Warga Moskow, Yekaterina, yang menolak menyebutkan nama belakangnya, mengatakan bahwa ia baru saja melakukan pembayaran di muka untuk liburan di Mesir, seraya menambahkan, "Saya khawatir tidak tahu berapa sisa pembayarannya." Namun, ia menambahkan: "Mungkin ini hanya menyangkut kami secara individu, orang-orang yang suka bepergian.
Namun, bagi ekonomi Rusia, ini tidak seburuk itu. Pariwisata dalam negeri, industri dalam negeri sedang berkembang."
Semyon, yang juga tidak memiliki nama belakang, bahkan tidak terlalu khawatir. "Gaji saya dalam rubel, saya membayar pajak dalam rubel, saya membeli mobil dalam rubel, dan membeli bahan makanan dalam rubel. Untuk apa saya membutuhkan dolar, tolong jelaskan kepada saya."
Kremlin terlibat dalam situasi yang sulit.

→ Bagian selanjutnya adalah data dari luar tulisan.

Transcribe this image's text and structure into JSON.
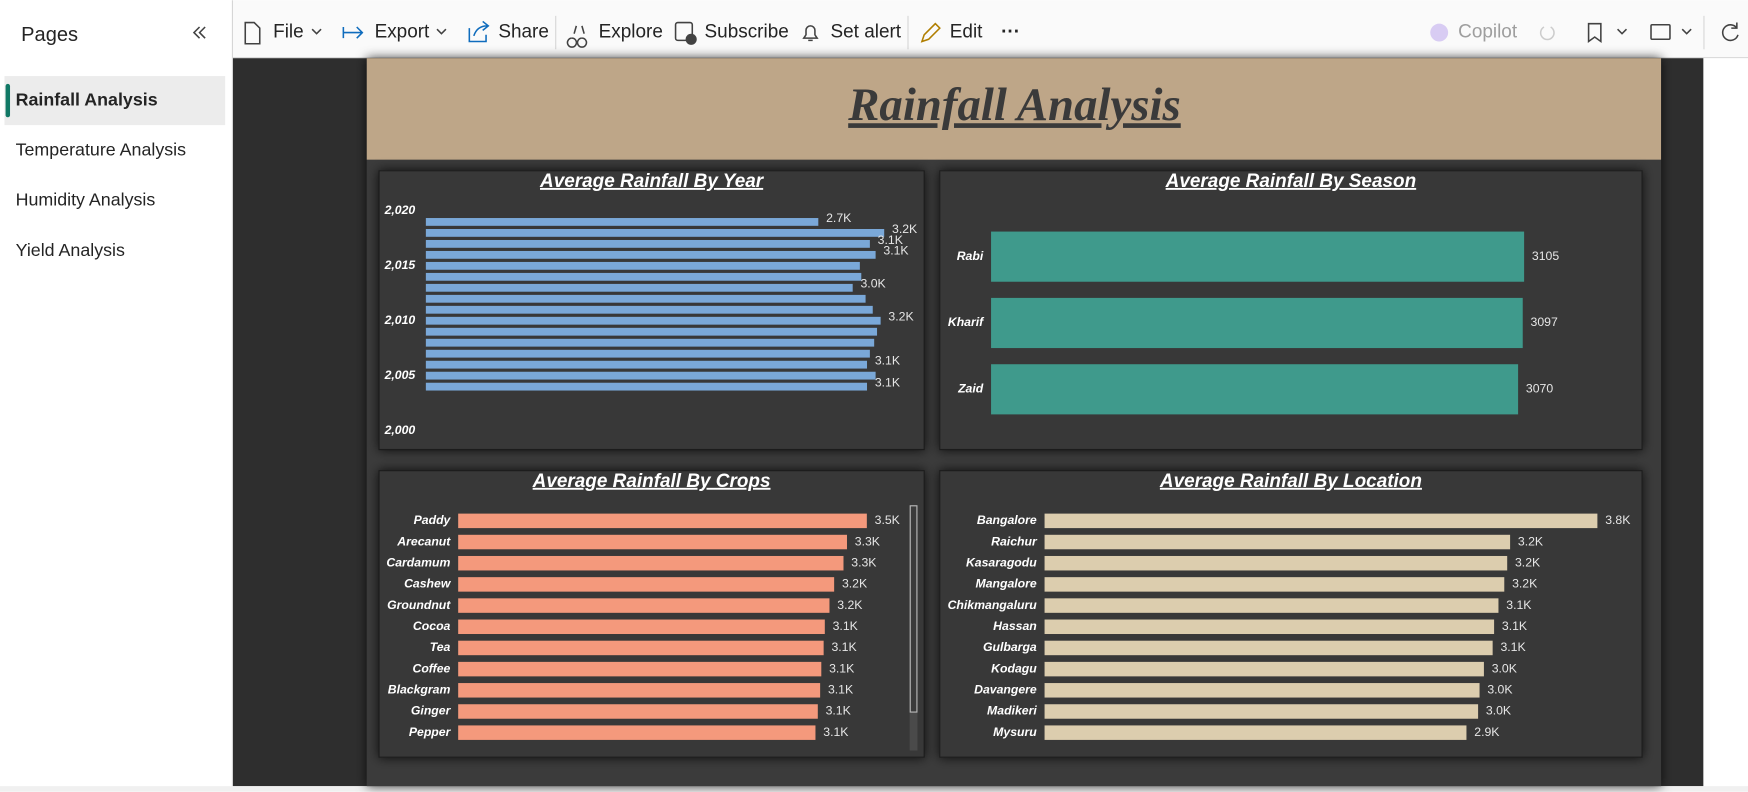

Pengeluaran pemerintah untuk perang membuat pabrik-pabrik beroperasi dengan sangat cepat dan ekonomi tumbuh lebih kuat dari yang diharapkan banyak orang mengingat adanya sanksi.
Inflasi yang dihasilkan - 8,5% per tahun pada bulan Oktober - telah menyebabkan bank sentral menaikkan suku bunga acuannya menjadi 21% untuk memperlambat pinjaman dan pengeluaran.
Hal itu telah menyebabkan keluhan dari para pemimpin bisnis yang terbebani dengan biaya kredit yang tinggi dan mendorong prediksi dari para ekonom bahwa kredit yang ketat pada akhirnya akan memperlambat ekonomi.
Presiden Rusia, Vladimir Putin, mengatakan bahwa penurunan baru-baru ini "tidak hanya terkait dengan proses inflasi, tetapi juga terkait dengan pembayaran ke anggaran, terkait dengan harga minyak, ada banyak faktor yang bersifat musiman."
"Oleh karena itu, secara umum, menurut pendapat saya, situasinya terkendali dan tentu saja tidak ada alasan untuk panik."
Namun, rubel dan inflasi tetap menjadi perhatian utama bagi Kremlin, kata Janis Kluge, seorang pakar ekonomi Rusia di Institut Jerman untuk Keamanan dan Urusan Internasional di Berlin.
"Tingkat inflasi dan nilai tukar, keduanya sangat terlihat dan Anda dapat merasakannya di saku Anda," katanya. "Dan tidak ada propaganda di dunia yang akan meyakinkan Anda bahwa harga tidak naik ketika harga sedang naik. Jadi inilah mengapa Kremlin sangat sensitif dan benar-benar memprioritaskan memerangi inflasi."
Nilai rubel yang lebih rendah berarti warga Rusia akan membayar lebih banyak untuk impor, terutama untuk mobil, peralatan rumah tangga, dan barang elektronik buatan China, yang kini menjadi mitra dagang utama Rusia, kata Kluge.
Ada beberapa alasan di balik penurunan rubel baru-baru ini dari level tertingginya 85 terhadap dolar pada bulan Agustus. Harga minyak - ekspor terpenting Rusia - telah melemah; investor asing tidak lagi bersedia membeli investasi rubel, dan tingkat inflasi Rusia berarti mata uangnya cenderung kehilangan nilai terhadap mata uang mitra dagang.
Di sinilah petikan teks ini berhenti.